« On dit stop ! Cela ne peut plus durer que les agressions de pompiers soient classées comme un fait divers de plus », dénonce Damien Galtier, président du syndicat autonome des sapeurs-pompiers de Haute-Garonne. Ce jeudi 19 février, le syndicat appelle à une mobilisation des soldats du feu à 13h30 devant le tribunal judiciaire de Toulouse pour soutenir leurs collègues agressés le 4 janvier lors d’une intervention.

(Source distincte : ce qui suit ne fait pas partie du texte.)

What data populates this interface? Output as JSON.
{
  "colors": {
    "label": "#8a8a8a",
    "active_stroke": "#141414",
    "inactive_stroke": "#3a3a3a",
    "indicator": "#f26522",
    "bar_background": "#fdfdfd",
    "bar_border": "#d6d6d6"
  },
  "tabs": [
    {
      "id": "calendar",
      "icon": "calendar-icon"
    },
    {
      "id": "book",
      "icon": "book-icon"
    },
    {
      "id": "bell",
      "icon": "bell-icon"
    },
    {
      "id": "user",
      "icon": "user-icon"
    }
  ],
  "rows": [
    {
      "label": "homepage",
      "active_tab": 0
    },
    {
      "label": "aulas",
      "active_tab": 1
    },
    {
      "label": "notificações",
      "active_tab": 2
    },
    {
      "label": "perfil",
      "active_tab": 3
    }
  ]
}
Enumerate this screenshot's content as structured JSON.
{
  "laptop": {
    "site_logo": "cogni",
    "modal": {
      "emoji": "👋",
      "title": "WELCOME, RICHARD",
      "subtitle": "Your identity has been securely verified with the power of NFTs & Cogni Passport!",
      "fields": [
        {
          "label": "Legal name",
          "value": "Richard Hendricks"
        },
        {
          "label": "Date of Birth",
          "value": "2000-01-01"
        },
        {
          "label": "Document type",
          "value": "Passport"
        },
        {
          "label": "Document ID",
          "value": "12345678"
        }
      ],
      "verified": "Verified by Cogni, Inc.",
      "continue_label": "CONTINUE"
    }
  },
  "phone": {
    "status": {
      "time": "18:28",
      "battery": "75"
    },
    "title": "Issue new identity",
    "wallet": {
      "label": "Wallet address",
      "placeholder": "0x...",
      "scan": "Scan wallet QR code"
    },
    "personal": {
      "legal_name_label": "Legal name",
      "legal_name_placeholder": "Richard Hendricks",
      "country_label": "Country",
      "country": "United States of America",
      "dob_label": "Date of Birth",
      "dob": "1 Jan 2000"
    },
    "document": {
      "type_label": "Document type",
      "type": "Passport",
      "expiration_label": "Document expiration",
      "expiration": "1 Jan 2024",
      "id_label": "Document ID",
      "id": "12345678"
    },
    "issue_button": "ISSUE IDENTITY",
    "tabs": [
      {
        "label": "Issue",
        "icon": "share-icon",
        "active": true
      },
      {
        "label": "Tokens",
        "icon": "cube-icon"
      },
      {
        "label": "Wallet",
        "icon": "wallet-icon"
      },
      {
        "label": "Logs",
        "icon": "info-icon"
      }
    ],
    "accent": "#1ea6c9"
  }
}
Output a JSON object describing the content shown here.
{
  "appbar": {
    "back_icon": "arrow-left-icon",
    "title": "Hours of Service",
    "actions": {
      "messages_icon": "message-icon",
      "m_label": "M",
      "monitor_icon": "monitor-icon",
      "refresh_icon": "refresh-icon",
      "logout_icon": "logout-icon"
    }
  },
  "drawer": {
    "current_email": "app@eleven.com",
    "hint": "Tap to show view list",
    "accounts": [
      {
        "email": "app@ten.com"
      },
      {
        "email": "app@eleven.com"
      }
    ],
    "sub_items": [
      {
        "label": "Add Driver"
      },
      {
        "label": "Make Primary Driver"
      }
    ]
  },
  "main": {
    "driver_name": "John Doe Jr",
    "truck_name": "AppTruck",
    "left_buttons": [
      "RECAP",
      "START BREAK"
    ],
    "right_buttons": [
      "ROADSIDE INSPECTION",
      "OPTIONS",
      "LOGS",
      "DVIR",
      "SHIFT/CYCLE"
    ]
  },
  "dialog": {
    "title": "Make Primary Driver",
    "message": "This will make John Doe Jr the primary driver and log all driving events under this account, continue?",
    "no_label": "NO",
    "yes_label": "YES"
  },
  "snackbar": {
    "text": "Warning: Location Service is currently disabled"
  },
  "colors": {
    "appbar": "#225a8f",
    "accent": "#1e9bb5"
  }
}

Ce soir-là, à 00h30, trois sapeurs-pompiers qui intervenaient pour secourir une personne ont été menacés par un individu muni d’un couteau avant qu’il ne fonde sur eux en voiture. « Ils ont été obligés de se retirer du lieu d’intervention, d’attendre que la police interpelle l’individu avant de pouvoir faire leur métier », détaille Damien Galtier.
« Il y a vingt ans, explique-t-il, c’étaient les guets-apens mais aujourd’hui il y a un phénomène d’individualisation de la violence qui ne cesse d’augmenter partout sur le territoire. Je ne veux pas un jour me retrouver au cimetière devant le cercueil d’un collègue. »
L’an dernier, près de 40 agressions de sapeurs-pompiers ont été recensées dans le seul département de Haute-Garonne et encore ce chiffre ne tient-il compte que des dépôts de plainte instruits. Ces faits de violence entraînent également un retard dans la prise en charge par les secours, mettant la victime en danger. Face à la dangerosité de leur métier, le syndicat réclame la reconnaissance des métiers à risque, comme les policiers, et l’obtention de la prime de feu, une revendication datant de 2019 qui a toujours été refusée.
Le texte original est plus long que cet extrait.